Client Certificate (Optional)
This is the first message that the client sends after he/she receives a Server Hello Done message. This message is only sent if the server requests a certificate. If no suitable certificate is available, the client sends a no_certificate alert instead. This alert is only a warning; however, the server might respond with a fatal handshake failure alert if client authentication is required. Client DH certificates must match the server specified DH parameters.
Client Key Exchange
The content of this message depends on the public key algorithm selected between the Client Hello and the Server Hello messages. The client uses either a premaster key encrypted by the Rivest-Shamir-Addleman (RSA) algorithm or DH for key agreement and authentication. When RSA is used for server authentication and key exchange, a 48-byte pre_master_secret is generated by the client, encrypted under the server public key, and sent to the server. The server uses the private key in order to decrypt the pre_master_secret. Both parties then convert the pre_master_secret into the master_secret.

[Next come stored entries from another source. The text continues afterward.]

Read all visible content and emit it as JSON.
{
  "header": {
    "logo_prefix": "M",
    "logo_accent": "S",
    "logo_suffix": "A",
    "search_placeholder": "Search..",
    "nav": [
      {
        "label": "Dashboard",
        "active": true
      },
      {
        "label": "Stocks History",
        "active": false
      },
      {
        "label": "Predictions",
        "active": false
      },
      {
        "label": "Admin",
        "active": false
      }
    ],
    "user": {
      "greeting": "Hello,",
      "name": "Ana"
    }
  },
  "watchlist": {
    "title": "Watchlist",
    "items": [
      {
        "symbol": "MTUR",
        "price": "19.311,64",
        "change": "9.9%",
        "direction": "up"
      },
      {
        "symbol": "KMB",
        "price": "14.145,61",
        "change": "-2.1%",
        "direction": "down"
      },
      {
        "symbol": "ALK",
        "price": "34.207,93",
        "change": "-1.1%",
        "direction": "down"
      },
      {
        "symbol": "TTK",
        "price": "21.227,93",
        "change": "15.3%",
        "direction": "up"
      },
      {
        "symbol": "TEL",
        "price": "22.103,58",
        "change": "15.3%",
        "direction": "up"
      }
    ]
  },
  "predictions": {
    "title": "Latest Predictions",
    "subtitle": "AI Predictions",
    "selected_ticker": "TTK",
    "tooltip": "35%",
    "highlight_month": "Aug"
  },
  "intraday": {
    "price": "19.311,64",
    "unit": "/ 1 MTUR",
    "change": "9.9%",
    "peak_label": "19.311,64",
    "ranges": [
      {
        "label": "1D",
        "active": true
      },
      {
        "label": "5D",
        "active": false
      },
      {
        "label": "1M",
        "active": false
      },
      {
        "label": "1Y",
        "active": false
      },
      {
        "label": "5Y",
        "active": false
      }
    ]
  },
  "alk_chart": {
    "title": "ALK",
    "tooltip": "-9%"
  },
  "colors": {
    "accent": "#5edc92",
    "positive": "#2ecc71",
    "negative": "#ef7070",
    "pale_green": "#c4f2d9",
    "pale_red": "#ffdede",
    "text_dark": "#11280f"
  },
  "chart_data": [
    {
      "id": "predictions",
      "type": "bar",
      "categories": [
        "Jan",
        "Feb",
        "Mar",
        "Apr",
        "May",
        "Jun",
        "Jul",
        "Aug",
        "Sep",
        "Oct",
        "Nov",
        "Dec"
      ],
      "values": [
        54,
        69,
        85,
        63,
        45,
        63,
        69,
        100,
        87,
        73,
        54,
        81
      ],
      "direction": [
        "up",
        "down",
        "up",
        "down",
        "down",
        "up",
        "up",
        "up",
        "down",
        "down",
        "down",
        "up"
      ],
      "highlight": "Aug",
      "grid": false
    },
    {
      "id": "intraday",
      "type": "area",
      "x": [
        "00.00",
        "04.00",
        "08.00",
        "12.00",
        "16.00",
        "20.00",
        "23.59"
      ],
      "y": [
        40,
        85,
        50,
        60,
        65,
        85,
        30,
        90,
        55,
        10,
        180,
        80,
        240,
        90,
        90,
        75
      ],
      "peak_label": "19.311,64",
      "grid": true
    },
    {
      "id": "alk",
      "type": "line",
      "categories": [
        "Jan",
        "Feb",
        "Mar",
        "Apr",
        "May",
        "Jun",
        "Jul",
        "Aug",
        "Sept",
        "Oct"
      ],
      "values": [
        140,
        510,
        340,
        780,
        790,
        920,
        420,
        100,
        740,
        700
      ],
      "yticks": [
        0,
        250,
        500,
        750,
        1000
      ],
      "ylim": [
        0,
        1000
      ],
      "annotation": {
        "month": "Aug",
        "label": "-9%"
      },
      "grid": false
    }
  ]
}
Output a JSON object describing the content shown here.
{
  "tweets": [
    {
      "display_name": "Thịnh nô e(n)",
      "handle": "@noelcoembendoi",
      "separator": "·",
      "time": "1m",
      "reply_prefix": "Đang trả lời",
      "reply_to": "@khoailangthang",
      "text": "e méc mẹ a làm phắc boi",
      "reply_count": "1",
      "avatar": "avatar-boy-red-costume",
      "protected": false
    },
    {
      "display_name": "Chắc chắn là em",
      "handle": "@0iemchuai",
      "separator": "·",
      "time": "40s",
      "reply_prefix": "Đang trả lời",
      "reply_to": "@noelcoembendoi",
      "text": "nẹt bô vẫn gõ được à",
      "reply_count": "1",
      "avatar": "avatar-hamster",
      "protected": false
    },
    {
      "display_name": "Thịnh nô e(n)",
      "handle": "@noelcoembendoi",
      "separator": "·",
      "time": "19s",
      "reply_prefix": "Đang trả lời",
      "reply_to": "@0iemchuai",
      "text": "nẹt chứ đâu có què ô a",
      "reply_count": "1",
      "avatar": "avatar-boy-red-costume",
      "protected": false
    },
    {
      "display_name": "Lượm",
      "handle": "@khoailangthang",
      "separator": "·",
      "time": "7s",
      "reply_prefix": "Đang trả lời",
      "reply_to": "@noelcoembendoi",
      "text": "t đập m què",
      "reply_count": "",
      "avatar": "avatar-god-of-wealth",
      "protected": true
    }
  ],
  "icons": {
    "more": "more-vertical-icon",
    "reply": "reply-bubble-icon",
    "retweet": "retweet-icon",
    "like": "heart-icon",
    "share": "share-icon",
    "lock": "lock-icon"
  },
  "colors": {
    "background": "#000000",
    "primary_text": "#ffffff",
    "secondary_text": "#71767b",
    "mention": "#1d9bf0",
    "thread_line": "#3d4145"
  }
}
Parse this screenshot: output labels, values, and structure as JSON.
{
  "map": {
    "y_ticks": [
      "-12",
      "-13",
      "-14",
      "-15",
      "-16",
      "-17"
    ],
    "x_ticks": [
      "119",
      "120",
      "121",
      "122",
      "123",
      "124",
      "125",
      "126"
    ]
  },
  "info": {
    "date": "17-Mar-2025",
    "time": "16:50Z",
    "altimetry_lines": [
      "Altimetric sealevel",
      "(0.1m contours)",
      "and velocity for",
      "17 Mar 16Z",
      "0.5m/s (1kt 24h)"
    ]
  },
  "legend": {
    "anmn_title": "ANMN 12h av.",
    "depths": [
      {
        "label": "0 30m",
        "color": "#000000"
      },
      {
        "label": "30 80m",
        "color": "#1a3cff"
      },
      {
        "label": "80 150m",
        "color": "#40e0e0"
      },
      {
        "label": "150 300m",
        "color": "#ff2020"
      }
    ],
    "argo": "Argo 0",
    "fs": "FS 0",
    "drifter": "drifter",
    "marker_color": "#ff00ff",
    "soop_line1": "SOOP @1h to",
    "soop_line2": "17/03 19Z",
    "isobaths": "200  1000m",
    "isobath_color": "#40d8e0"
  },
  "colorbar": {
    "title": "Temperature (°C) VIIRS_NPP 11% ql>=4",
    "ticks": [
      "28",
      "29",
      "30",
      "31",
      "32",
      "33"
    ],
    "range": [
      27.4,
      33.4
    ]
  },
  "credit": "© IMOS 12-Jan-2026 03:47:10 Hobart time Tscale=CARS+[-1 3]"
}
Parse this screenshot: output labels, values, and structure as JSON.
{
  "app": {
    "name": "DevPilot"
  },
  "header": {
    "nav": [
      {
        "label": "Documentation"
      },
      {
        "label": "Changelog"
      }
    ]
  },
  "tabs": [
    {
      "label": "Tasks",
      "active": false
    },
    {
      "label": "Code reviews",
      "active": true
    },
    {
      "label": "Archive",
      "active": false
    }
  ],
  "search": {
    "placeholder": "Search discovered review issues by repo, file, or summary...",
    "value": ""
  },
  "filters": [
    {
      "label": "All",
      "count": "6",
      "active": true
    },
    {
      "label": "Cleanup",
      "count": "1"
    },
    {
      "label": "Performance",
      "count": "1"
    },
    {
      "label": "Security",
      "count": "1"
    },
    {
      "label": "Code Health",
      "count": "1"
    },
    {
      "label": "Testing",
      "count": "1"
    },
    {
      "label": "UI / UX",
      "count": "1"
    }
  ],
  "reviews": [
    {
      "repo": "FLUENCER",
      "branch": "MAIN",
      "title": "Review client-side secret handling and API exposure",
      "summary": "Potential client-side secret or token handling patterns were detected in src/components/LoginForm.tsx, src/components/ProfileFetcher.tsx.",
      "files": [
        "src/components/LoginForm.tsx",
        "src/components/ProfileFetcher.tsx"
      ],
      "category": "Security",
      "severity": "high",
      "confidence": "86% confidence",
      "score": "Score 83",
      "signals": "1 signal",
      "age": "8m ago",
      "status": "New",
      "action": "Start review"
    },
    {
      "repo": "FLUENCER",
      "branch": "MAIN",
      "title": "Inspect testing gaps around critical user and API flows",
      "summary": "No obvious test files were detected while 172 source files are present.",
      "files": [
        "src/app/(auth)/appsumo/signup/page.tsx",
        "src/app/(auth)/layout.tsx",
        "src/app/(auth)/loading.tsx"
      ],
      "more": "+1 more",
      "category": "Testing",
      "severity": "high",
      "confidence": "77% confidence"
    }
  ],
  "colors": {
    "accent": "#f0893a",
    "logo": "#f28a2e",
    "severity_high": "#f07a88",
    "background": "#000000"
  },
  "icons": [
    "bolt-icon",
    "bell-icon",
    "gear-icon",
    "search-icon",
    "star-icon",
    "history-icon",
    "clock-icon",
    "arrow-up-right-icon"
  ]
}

Certificate Verify (Optional)
If the client sends a certificate with signing ability, a digitally-signed Certificate Verify message is sent in order to explicitly verify the certificate.
Change Cipher Spec Messages
The Change Cipher Spec message is sent by the client, and the client copies the pending Cipher Spec (the new one) into the current Cipher Spec (the one that was previously used). Change Cipher Spec protocol exists in order to signal transitions in ciphering strategies. The protocol consists of a single message, which is encrypted and compressed under the current (not the pending) Cipher Spec. The message is sent by both the client and server in order to notify the receiving party that subsequent records are protected under the most recently negotiated Cipher Spec and keys. Reception of this message causes the receiver to copy the "read pending" state into the "read current" state. The client sends a Change Cipher Spec message following handshake key exchange and Certificate Verify messages (if any), and the server sends one after it successfully processes the key exchange message it received from the client. When a previous session is resumed, the Change Cipher Spec message is sent after the Hello messages. In the captures, the Client Exchange, Change Cipher, and Finished messages are sent as a single message from the client.
A Finished message is always sent immediately after a Change Cipher Spec message in order to verify that the key exchange and authentication processes were successful. The Finished message is the first protected packet with the most recently negotiated algorithms, keys, and secrets. No acknowledgment of the Finished message is required; parties can begin to send encrypted data immediately after they send the Finished message. Recipients of Finished messages must verify that the contents are correct.